Durante una escala en el crucero, una visita guiada por la capital de Ibiza es la oportunidad perfecta para conocer la historia de la isla, por ejemplo, paseando por la ciudadela fortificada de Dalt Vila, es decir, el centro histórico de la ciudad. Este castillo del siglo XII posee 9 torres rectangulares. El recorrido por el casco antiguo permite admirar edificios históricos como la Catedral de la Virgen de las Nieves y los baluartes de San Joan y Santa Llucia. Pasando por la Plaza de Catedral se puede acceder al Museo Arqueológico y conocer mejor el pasado de Ibiza. El recorrido puede continuar hacia el paseo marítimo donde hay numerosas tiendas de artesanía. Los amantes de la arqueología tendrán ocasión de acercarse al Yacimiento Fenicio de Sa Caleta y la Necrópolis Púnica del Puig des Molins, situada a pocos kilómetros de la capital de Ibiza.

La Playa d’en Bossa

Con sus 210 kilómetros de playas, Ibiza seduce a los amantes del sol y del mar. Determinados cruceros por el Mediterráneo ofrecen la oportunidad de relajarse en alguna de las playas más bonitas de esta isla española. La Playa d’en Bossa, situada en la costa sureste de la isla, a unos 5 kilómetros de la capital de Ibiza es, sin duda, una visita obligada. Esta popular playa de 2,5 km de largo está bordeada de bares, restaurantes, pequeñas tiendas y discotecas de moda. Más al noreste de Playa d’en Bossa, está la Cala de Talamanca, ideal para practicar windsurf y surf.

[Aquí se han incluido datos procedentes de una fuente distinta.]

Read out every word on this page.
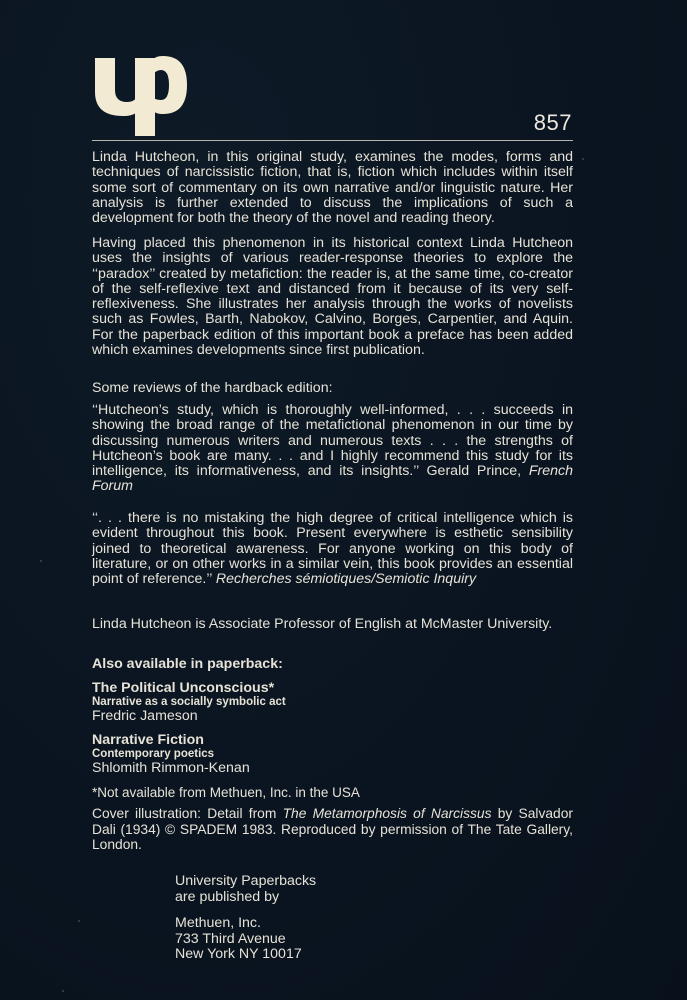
857

Linda Hutcheon, in this original study, examines the modes, forms and techniques of narcissistic fiction, that is, fiction which includes within itself some sort of commentary on its own narrative and/or linguistic nature. Her analysis is further extended to discuss the implications of such a development for both the theory of the novel and reading theory.

Having placed this phenomenon in its historical context Linda Hutcheon uses the insights of various reader-response theories to explore the ‘‘paradox’’ created by metafiction: the reader is, at the same time, co-creator of the self-reflexive text and distanced from it because of its very self-reflexiveness. She illustrates her analysis through the works of novelists such as Fowles, Barth, Nabokov, Calvino, Borges, Carpentier, and Aquin. For the paperback edition of this important book a preface has been added which examines developments since first publication.

Some reviews of the hardback edition:

‘‘Hutcheon’s study, which is thoroughly well-informed, . . . succeeds in showing the broad range of the metafictional phenomenon in our time by discussing numerous writers and numerous texts . . . the strengths of Hutcheon’s book are many. . . and I highly recommend this study for its intelligence, its informativeness, and its insights.’’ Gerald Prince, French Forum

‘‘. . . there is no mistaking the high degree of critical intelligence which is evident throughout this book. Present everywhere is esthetic sensibility joined to theoretical awareness. For anyone working on this body of literature, or on other works in a similar vein, this book provides an essential point of reference.’’ Recherches sémiotiques/Semiotic Inquiry

Linda Hutcheon is Associate Professor of English at McMaster University.

Also available in paperback:
The Political Unconscious*
Narrative as a socially symbolic act
Fredric Jameson
Narrative Fiction
Contemporary poetics
Shlomith Rimmon-Kenan
*Not available from Methuen, Inc. in the USA

Cover illustration: Detail from The Metamorphosis of Narcissus by Salvador Dali (1934) © SPADEM 1983. Reproduced by permission of The Tate Gallery, London.

University Paperbacks
are published by
Methuen, Inc.
733 Third Avenue
New York NY 10017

Municipio de Santa Eulària des Riu, en el noreste de Ibiza

Una escala de crucero en Ibiza es la oportunidad perfecta para hacer una excursión a Santa Eulària des Rui, el segundo municipio más grande de la isla. Dando un paseo se pueden descubrir pintorescos pueblos como Jesús y Sant Carles. A lo largo de la costa, hay paradisíacas y salvajes calas entre las que se encuentran Cala Nova, Cala Boix y Es Figueral. Otra visita destacada es el pueblo de Es Canar, famoso por su mercado hippie. A poca distancia de Es Canar, está la playa de Cala Martina con su franja de arena fina bañada por un tranquilo y claro Mar Mediterráneo.

El Parque Natural de Ses Salines

Durante una escala de crucero en Ibiza, los amantes de la naturaleza, sin duda, optarán por una excursión al Parque Natural de Ses Salines. Situado en el sur de la isla, cerca del aeropuerto, este parque enamora por su paisaje de marismas, dunas y playas vírgenes. En él se pueden observar numerosas especies de aves, por ejemplo, flamencos. Para explorar el Parque Natural de Ses Salines se organizan excursiones de senderismo pues los vehículos están prohibidos.

La Cueva de Can Marçà 

Situada cerca del Puerto de San Miguel, la Cueva de Can Marçà es un impresionante atractivo de la isla de Ibiza. En tiempos remotos, esta cavidad fue utilizada como guarida de piratas y bucaneros. Con una superficie aproximada de 8.500 m², la Cueva Natural de Can Marçà muestra un fascinante entorno compuesto de estalactitas, estalagmitas y helictítas. Durante una visita guiada, de unos 35 minutos, se realiza un recorrido de 350 metros que permite acceder salas poco habituales como las del Templo, la Cascada y el Buda.